Better break it gently to the, um, people on Twitter: the word “Twitterverse” has joined perennial irritators “you know” and “like” on a list of words most likely to annoy people in conversation.
The finding comes via an annual Marist Poll in which 9 percent percent of adults (and 17 percent of those 18 to 29 ) picked “Twitterverse” to be most annoying. The word “whatever” topped the list for the fourth year in a row at 38 percent while “just sayin’” (10 percent) replaced “seriously” on this year’s list.
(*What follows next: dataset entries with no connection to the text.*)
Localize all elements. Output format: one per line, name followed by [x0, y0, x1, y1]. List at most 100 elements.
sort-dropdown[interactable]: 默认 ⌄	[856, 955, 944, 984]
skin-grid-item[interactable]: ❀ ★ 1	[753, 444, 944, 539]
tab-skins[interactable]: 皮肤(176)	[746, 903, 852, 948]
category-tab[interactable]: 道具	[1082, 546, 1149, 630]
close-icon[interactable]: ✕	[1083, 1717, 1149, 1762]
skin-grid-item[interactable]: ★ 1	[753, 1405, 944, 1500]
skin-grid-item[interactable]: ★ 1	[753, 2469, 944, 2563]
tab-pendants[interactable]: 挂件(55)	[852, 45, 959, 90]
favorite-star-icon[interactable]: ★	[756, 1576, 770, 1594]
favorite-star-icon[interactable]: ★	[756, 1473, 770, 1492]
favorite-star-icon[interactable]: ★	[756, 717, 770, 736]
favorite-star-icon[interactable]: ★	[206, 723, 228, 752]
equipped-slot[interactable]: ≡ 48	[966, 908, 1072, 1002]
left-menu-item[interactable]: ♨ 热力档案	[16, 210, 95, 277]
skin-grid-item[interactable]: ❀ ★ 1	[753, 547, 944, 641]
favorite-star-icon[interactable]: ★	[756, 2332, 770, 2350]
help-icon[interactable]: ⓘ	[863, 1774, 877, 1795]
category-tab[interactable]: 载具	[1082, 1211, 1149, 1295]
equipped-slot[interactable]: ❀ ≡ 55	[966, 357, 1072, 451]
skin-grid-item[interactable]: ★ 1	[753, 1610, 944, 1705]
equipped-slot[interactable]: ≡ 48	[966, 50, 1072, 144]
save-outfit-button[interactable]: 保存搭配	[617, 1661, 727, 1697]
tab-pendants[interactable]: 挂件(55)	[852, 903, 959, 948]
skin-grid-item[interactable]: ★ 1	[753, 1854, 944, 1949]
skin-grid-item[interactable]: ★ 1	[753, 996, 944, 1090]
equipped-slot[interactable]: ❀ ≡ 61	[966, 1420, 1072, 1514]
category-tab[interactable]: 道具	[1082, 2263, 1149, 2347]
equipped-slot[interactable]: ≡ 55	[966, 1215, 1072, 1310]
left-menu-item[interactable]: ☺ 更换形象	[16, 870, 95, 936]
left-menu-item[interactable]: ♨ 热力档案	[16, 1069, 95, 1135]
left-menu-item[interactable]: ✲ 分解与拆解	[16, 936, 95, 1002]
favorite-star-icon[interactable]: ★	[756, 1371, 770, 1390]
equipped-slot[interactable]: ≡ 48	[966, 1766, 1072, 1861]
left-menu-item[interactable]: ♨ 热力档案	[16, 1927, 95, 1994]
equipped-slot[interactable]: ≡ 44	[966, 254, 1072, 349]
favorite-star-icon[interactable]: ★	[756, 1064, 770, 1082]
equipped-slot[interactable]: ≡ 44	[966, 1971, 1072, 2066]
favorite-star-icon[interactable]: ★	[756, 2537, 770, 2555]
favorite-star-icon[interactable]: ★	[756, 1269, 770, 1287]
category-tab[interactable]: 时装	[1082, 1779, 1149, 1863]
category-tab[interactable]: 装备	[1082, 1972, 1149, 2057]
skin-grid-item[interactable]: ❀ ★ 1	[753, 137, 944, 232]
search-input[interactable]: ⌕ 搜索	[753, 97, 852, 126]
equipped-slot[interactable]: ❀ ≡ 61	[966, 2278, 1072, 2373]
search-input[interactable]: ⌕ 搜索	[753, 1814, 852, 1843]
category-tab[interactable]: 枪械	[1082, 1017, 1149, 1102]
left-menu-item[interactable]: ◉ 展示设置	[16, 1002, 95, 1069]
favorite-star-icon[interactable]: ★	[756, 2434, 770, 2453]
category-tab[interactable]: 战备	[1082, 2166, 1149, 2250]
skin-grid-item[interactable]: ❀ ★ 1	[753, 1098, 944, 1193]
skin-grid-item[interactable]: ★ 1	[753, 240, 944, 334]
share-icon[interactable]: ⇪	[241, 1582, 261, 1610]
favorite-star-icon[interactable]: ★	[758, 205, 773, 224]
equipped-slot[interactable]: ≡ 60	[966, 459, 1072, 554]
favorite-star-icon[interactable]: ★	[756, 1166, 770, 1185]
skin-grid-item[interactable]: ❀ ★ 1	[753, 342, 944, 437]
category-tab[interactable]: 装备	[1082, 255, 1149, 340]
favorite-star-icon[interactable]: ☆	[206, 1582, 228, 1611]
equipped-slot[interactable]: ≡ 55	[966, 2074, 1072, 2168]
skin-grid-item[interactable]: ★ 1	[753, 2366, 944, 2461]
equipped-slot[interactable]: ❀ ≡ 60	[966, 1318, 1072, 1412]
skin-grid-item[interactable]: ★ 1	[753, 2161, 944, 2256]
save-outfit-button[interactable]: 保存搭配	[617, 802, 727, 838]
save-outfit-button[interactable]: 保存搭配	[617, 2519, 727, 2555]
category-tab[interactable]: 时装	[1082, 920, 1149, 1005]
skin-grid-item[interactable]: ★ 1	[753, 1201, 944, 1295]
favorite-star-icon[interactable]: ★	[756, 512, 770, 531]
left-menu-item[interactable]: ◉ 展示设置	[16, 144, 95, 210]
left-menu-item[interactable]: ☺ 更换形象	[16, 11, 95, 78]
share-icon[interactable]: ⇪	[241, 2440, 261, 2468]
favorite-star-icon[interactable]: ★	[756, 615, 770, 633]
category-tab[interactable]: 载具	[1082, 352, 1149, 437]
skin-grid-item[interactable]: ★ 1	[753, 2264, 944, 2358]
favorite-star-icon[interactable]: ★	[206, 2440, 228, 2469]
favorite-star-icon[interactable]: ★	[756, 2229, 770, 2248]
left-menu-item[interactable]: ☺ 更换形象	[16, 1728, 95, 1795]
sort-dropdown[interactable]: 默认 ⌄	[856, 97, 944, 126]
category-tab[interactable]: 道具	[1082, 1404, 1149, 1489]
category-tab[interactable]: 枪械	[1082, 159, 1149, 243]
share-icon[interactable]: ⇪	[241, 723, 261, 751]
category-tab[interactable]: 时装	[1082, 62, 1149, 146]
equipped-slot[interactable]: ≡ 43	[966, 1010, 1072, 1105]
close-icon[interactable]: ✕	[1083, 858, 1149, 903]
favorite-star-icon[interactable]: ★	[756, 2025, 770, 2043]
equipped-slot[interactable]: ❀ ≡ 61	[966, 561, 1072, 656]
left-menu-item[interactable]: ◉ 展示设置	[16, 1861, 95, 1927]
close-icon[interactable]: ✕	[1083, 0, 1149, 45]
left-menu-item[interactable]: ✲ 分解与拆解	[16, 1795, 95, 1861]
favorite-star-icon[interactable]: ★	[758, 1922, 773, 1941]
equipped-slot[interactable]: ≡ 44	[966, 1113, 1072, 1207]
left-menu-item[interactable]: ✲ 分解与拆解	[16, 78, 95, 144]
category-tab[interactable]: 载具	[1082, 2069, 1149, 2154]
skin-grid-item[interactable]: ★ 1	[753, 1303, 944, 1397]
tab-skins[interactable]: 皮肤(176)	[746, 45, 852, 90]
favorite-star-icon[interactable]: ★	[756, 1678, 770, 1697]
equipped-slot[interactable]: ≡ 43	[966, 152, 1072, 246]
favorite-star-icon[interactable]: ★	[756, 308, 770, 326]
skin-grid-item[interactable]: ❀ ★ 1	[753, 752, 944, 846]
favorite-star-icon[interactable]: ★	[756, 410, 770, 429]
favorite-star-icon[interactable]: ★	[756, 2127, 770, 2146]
Foes of the Twitterverse will be unhappy to learn that the term is making inroads in the traditional media lexicon. The New York Times, Wall Street Journal and Financial Times have all used it several times in the last year and the word got further headline traction with the arrival of Pope Benedict to Twitter. It’s clear that Twitter’s efforts at growing up have officially catapulted it into mainstream culture, annoying lexicon included.
Ironically, the biggest moment for “Twitterverse” may have come by way of The Atlantic which recently published a splendid list of the worst words of the year (shame, all you butt-chugging brogrammers who curate artisanal hipsters while discussing legitimate rape.)
In February, Atlantic correspondent Jeffrey Goldberg published a headline, “Twitterverse to new NYTimes Jerusalem bureau chief: stop tweeting!” The word got further traction months later after the Goldberg story led the New York Times
scold-in-chief public editor to propose monitoring the journalist’s tweets. Yolo.